But outside of that, using spaces for logic is extremely error prone if you go past 10-15 lines and 2-3 levels deep.

4 comments

>https://noyaml.com/

I'm not sure this is the criticism you think it is. Wow, so you basically have to add quotes to get strings in some ambiguous situations?

Yeah sure you could probably improve YAML by getting rid of these weird pitfalls, but that is a minor improvement. The alternative isn't something like TOML, because YAML is optimized for hierarchical configuration. It's every vendor implementing a different syntax such as Hashicorp with their HCL [0].

[0] https://github.com/hashicorp/hcl

> https://noyaml.com/ is a decent overview of exactly how shit it is.
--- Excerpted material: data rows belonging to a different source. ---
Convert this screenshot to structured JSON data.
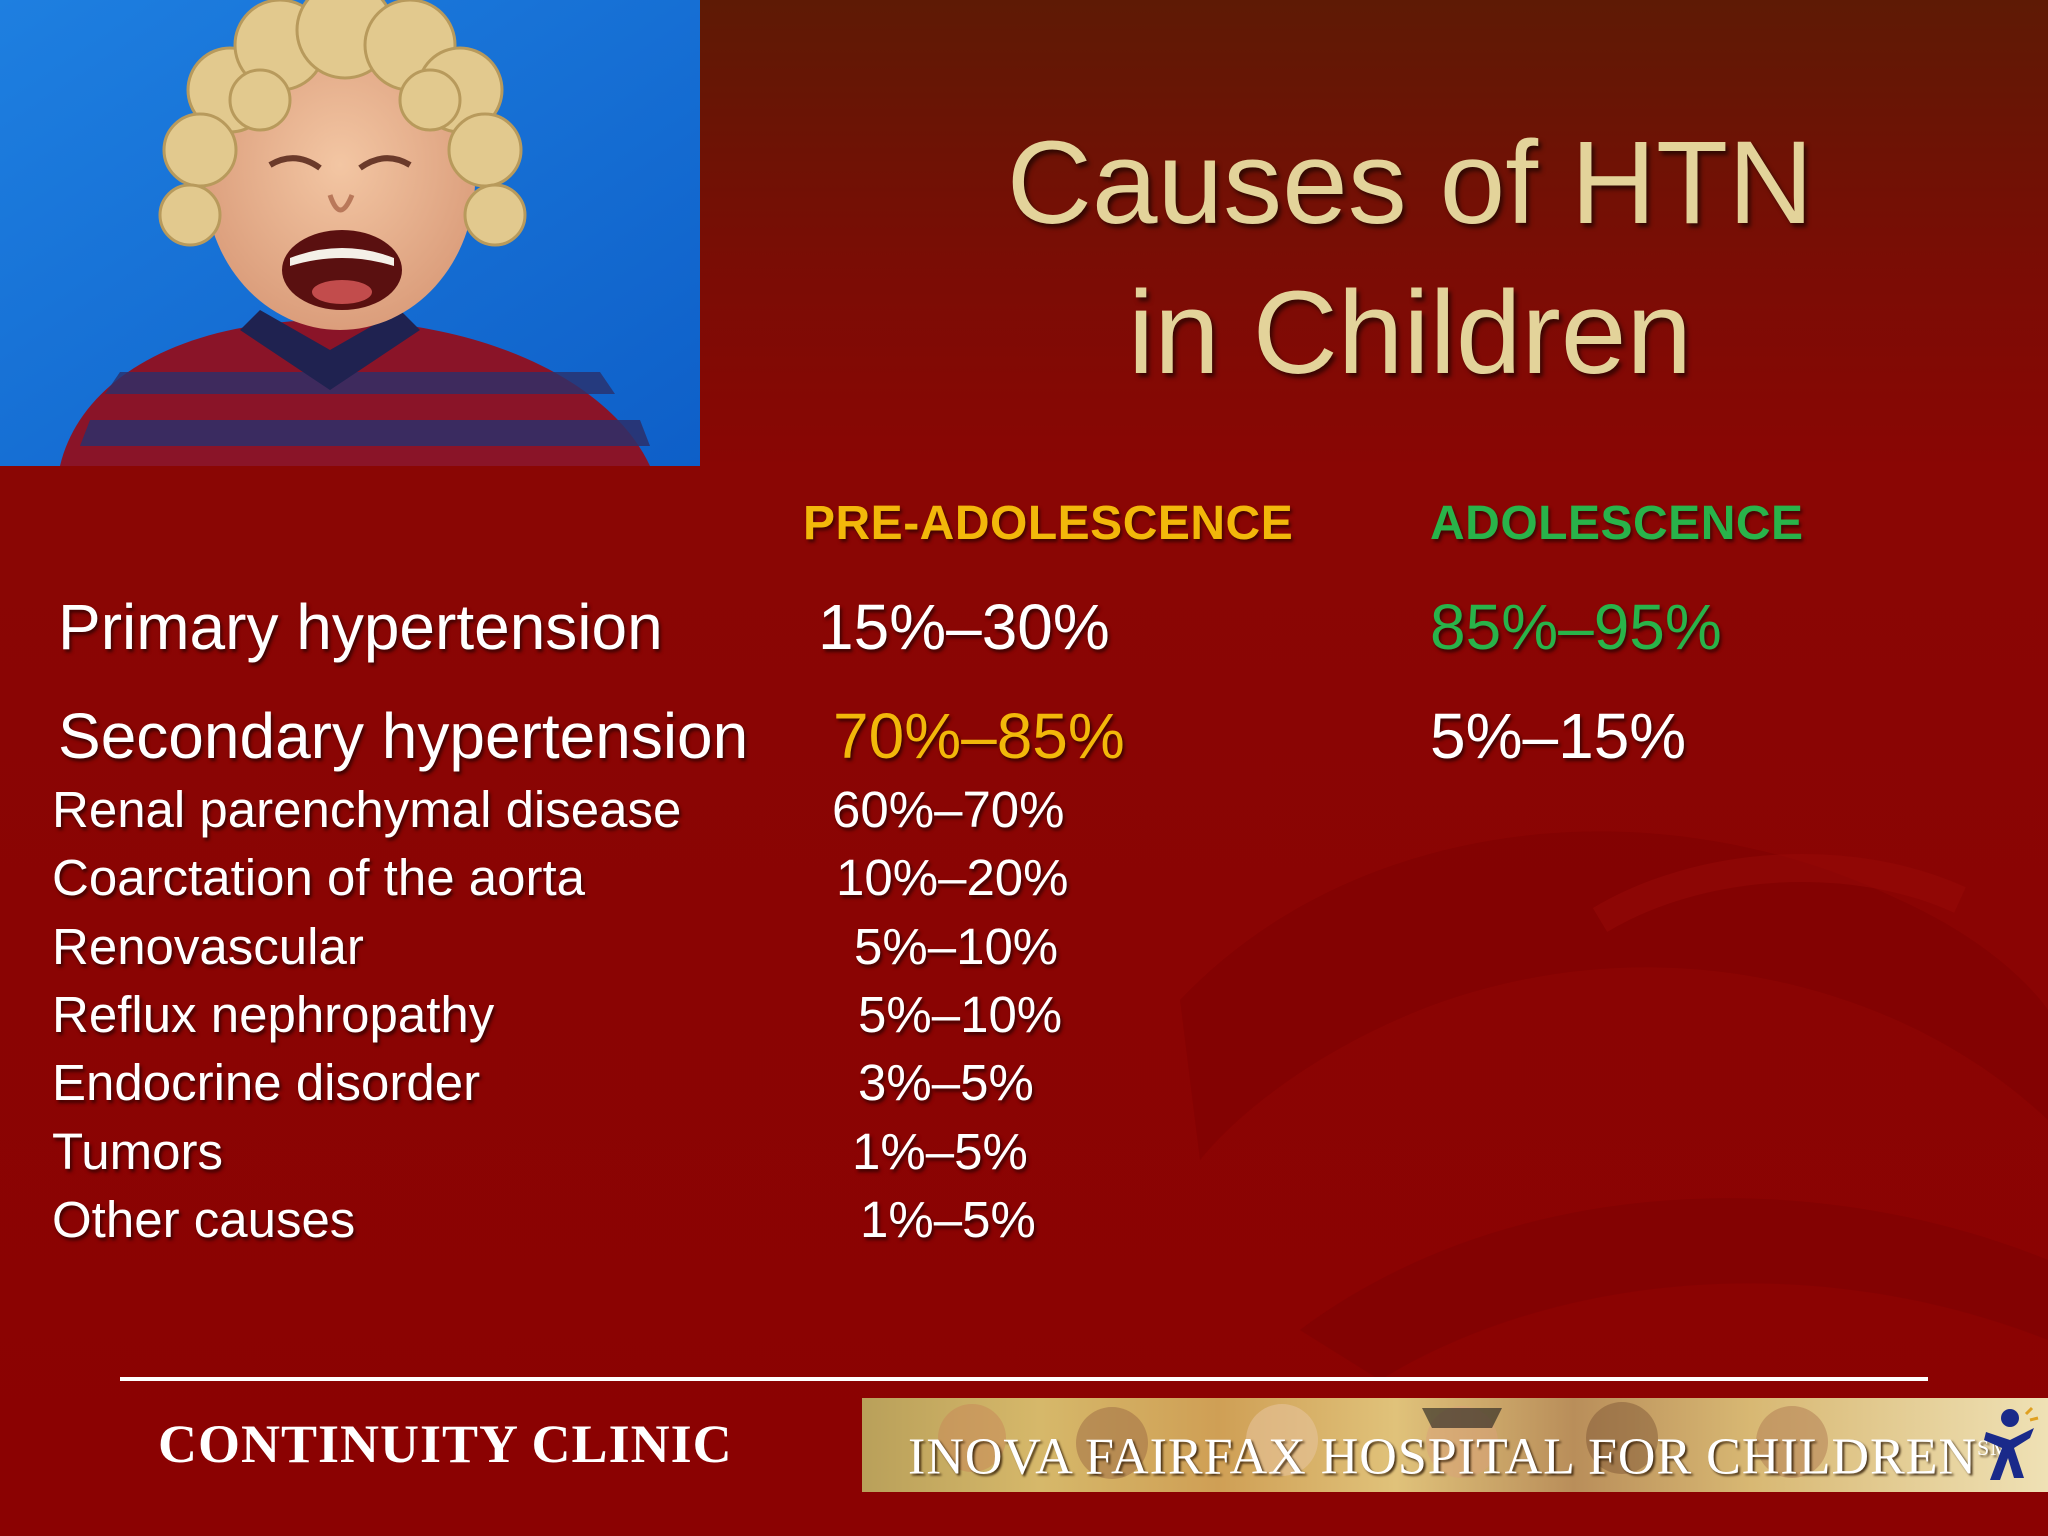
{
  "slide": {
    "title_line1": "Causes of HTN",
    "title_line2": "in Children"
  },
  "columns": {
    "pre": "PRE-ADOLESCENCE",
    "ado": "ADOLESCENCE"
  },
  "primary": {
    "label": "Primary hypertension",
    "pre": "15%–30%",
    "ado": "85%–95%"
  },
  "secondary": {
    "label": "Secondary hypertension",
    "pre": "70%–85%",
    "ado": "5%–15%"
  },
  "causes": [
    {
      "label": "Renal parenchymal disease",
      "value": "60%–70%"
    },
    {
      "label": "Coarctation of the aorta",
      "value": "10%–20%"
    },
    {
      "label": "Renovascular",
      "value": "5%–10%"
    },
    {
      "label": "Reflux nephropathy",
      "value": "5%–10%"
    },
    {
      "label": "Endocrine disorder",
      "value": "3%–5%"
    },
    {
      "label": "Tumors",
      "value": "1%–5%"
    },
    {
      "label": "Other causes",
      "value": "1%–5%"
    }
  ],
  "footer": {
    "left": "CONTINUITY CLINIC",
    "banner": "INOVA FAIRFAX HOSPITAL FOR CHILDREN",
    "banner_mark": "SM"
  },
  "colors": {
    "title": "#e3d39a",
    "pre_accent": "#f2b80a",
    "ado_accent": "#29b34a",
    "background": "#8b0202"
  },
  "icons": {
    "photo": "crying-child-photo",
    "logo": "inova-figure-logo"
  }
}
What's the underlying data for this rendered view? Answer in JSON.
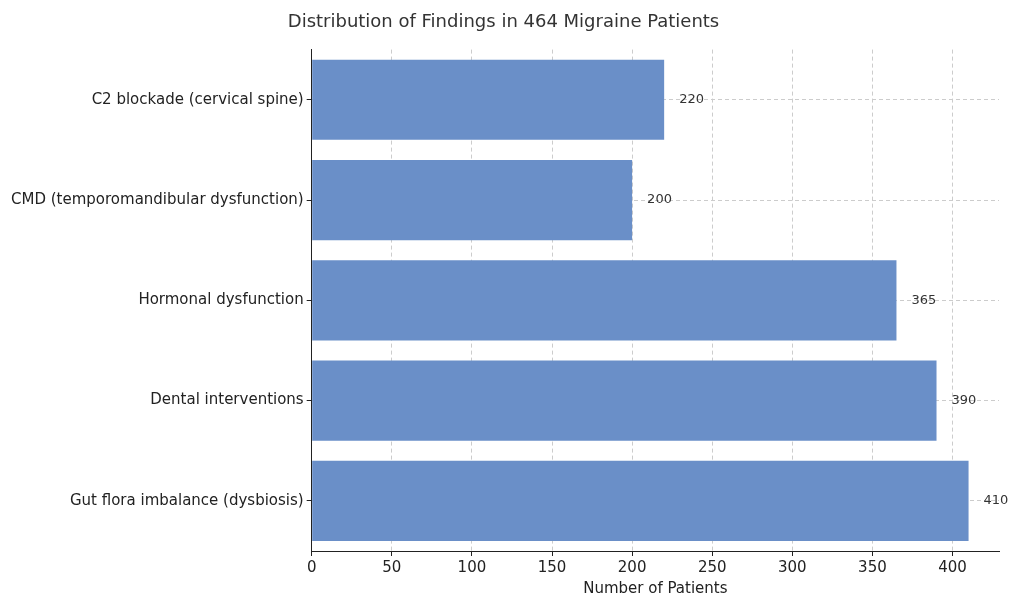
{
  "chart_data": {
    "type": "bar",
    "orientation": "horizontal",
    "title": "Distribution of Findings in 464 Migraine Patients",
    "xlabel": "Number of Patients",
    "categories": [
      "C2 blockade (cervical spine)",
      "CMD (temporomandibular dysfunction)",
      "Hormonal dysfunction",
      "Dental interventions",
      "Gut flora imbalance (dysbiosis)"
    ],
    "values": [
      220,
      200,
      365,
      390,
      410
    ],
    "color": "#6a8fc8",
    "xlim": [
      0,
      429
    ],
    "xticks": [
      0,
      50,
      100,
      150,
      200,
      250,
      300,
      350,
      400
    ],
    "grid": true,
    "data_labels": true
  }
}
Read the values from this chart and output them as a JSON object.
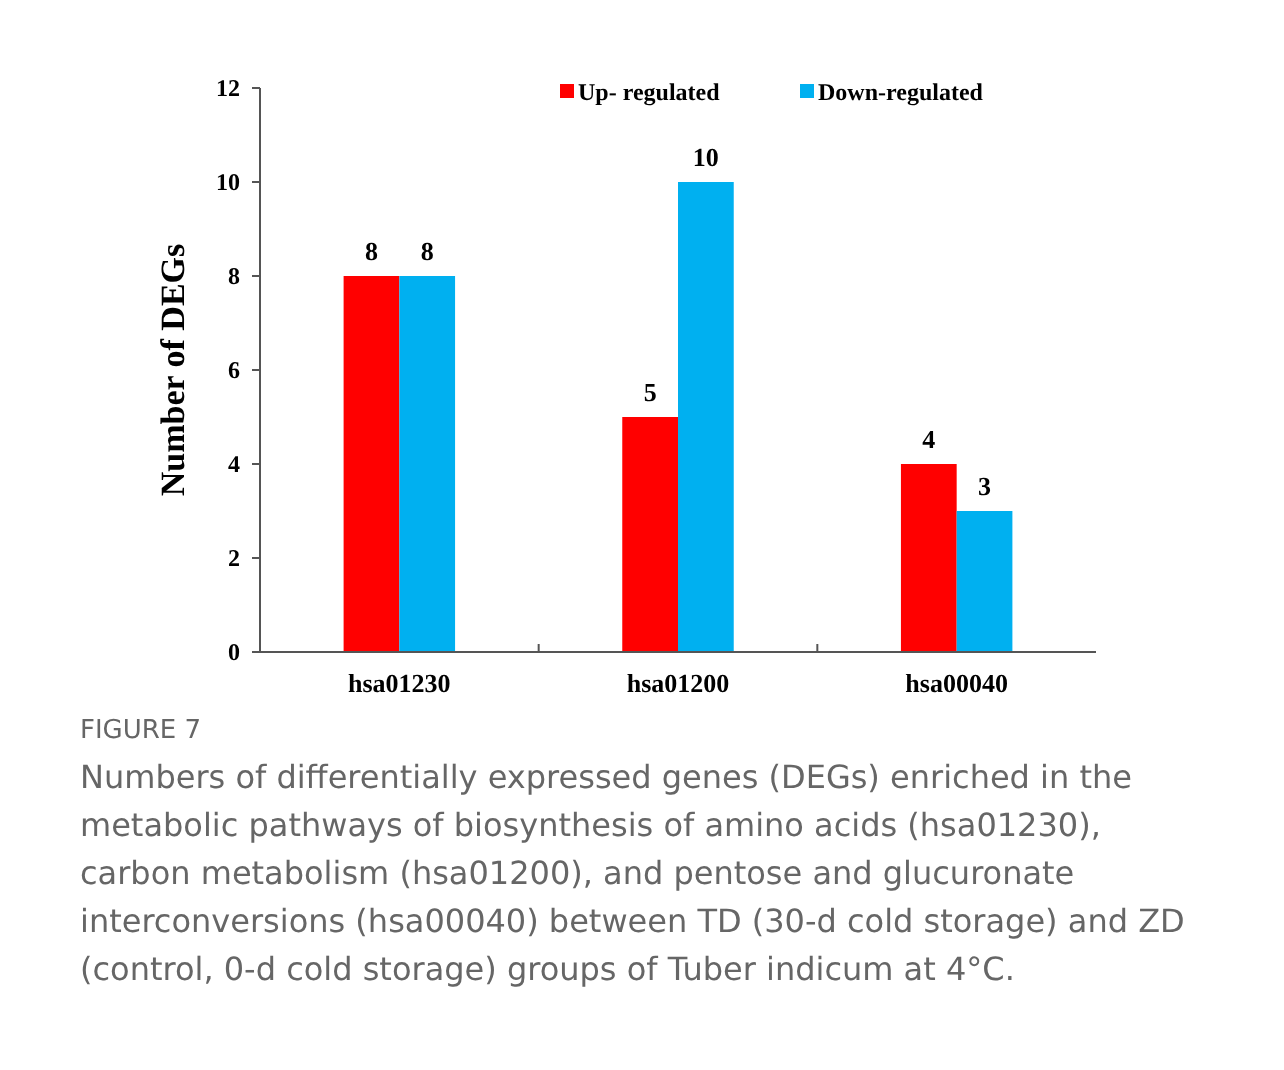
{
  "chart_data": {
    "type": "bar",
    "title": "FIGURE 7",
    "ylabel": "Number of DEGs",
    "categories": [
      "hsa01230",
      "hsa01200",
      "hsa00040"
    ],
    "series": [
      {
        "name": "Up- regulated",
        "color": "#ff0000",
        "values": [
          8,
          5,
          4
        ]
      },
      {
        "name": "Down-regulated",
        "color": "#00b0f0",
        "values": [
          8,
          10,
          3
        ]
      }
    ],
    "ylim": [
      0,
      12
    ],
    "yticks": [
      0,
      2,
      4,
      6,
      8,
      10,
      12
    ],
    "grid": false,
    "legend": "top right",
    "data_labels": true,
    "annotations": [
      "Numbers of differentially expressed genes (DEGs) enriched in the metabolic pathways of biosynthesis of amino acids (hsa01230), carbon metabolism (hsa01200), and pentose and glucuronate interconversions (hsa00040) between TD (30-d cold storage) and ZD (control, 0-d cold storage) groups of Tuber indicum at 4°C."
    ]
  }
}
If that site lists all the complains that nitpickers managed to put together, it sounds like YAML is virtually perfect.

Also, to underline how silly and futile these nitpicking complains are, some YAML parsers already explicitly address silly things like the Norway problem.

This has literally never been a problem for me despite writing considerable amounts of YAML.

Frankly, this is a phantom benefit: the first thing people do in brackety-languages is define an indent standard. And it's not like a brackety language magically saves you from mis-nesting things if a bracket ends up misplaced.

just the No string is that it? Other than that I've never encoutered any other problem.

> 2-3 levels deep.

Same to python, all non-trivial code is like 4 level+ depth, big deal!

I normally write javascript and I switch to python easily from time to time. I cannot understand people who complain about spaces.